A Statistical Error in the Estimation of the RDA for Vitamin D - arthur2e5
https://www.ncbi.nlm.nih.gov/pmc/articles/PMC4210929/
======
Kirth
Yesterday's discussion:
[https://news.ycombinator.com/item?id=15867918](https://news.ycombinator.com/item?id=15867918)

------
opportune
I wonder Vitamin D deficiency is to blame, or a major factor, in the
increasing rates of depression. My personal hunch tells me that it's not
simply due to people becoming more willing to seek treatment.
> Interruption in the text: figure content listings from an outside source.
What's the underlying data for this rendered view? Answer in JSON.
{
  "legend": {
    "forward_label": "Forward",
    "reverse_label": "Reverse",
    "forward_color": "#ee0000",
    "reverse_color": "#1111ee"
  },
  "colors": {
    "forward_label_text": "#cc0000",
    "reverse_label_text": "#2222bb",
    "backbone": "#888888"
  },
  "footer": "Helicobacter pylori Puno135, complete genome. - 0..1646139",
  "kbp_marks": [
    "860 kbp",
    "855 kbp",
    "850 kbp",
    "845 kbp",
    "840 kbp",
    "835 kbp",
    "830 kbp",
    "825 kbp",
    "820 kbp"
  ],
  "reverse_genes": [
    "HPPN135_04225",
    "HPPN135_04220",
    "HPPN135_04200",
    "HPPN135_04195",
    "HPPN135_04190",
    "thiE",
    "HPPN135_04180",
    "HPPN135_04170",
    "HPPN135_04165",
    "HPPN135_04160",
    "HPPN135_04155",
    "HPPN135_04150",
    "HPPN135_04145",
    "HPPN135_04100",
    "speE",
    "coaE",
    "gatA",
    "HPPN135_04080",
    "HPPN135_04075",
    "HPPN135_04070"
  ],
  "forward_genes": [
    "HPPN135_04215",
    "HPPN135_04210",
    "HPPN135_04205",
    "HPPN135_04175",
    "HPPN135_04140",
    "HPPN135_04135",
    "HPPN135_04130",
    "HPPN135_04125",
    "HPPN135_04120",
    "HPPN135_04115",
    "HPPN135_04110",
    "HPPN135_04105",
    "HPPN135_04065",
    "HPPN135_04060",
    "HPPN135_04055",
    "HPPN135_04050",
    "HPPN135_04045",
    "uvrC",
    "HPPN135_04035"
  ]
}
Wikipedia [0]
mentions that vitamin D supplementation typically shows no effect for patients
with depressive symptoms and only moderate effect for patients with
diagnosed/diagnosable depression, but from reading the linked article [1] it
seems like the studies they base this research on perhaps weren't using enough
Vitamin D according to the new research

[0]
[https://en.wikipedia.org/wiki/Vitamin_D#Other_conditions](https://en.wikipedia.org/wiki/Vitamin_D#Other_conditions)

[1]
[https://www.ncbi.nlm.nih.gov/pmc/articles/PMC4008710/](https://www.ncbi.nlm.nih.gov/pmc/articles/PMC4008710/)

------
dmichulke
TLDR;

> It also estimated that 8895 IU of vitamin D per day may be needed to
> accomplish that 97.5% of individuals achieve serum 25(OH)D values of 50
> nmol/L or more.

Compare that with 600 IU (current "Recommended Dietary Allowance").

A word of caution though:

> As this dose is far beyond the range of studied doses, caution is warranted
> when interpreting this estimate. Regardless, the very high estimate
> illustrates that the dose is well in excess of the current RDA of 600 IU per
> day and the tolerable upper intake of 4000 IU per day [1].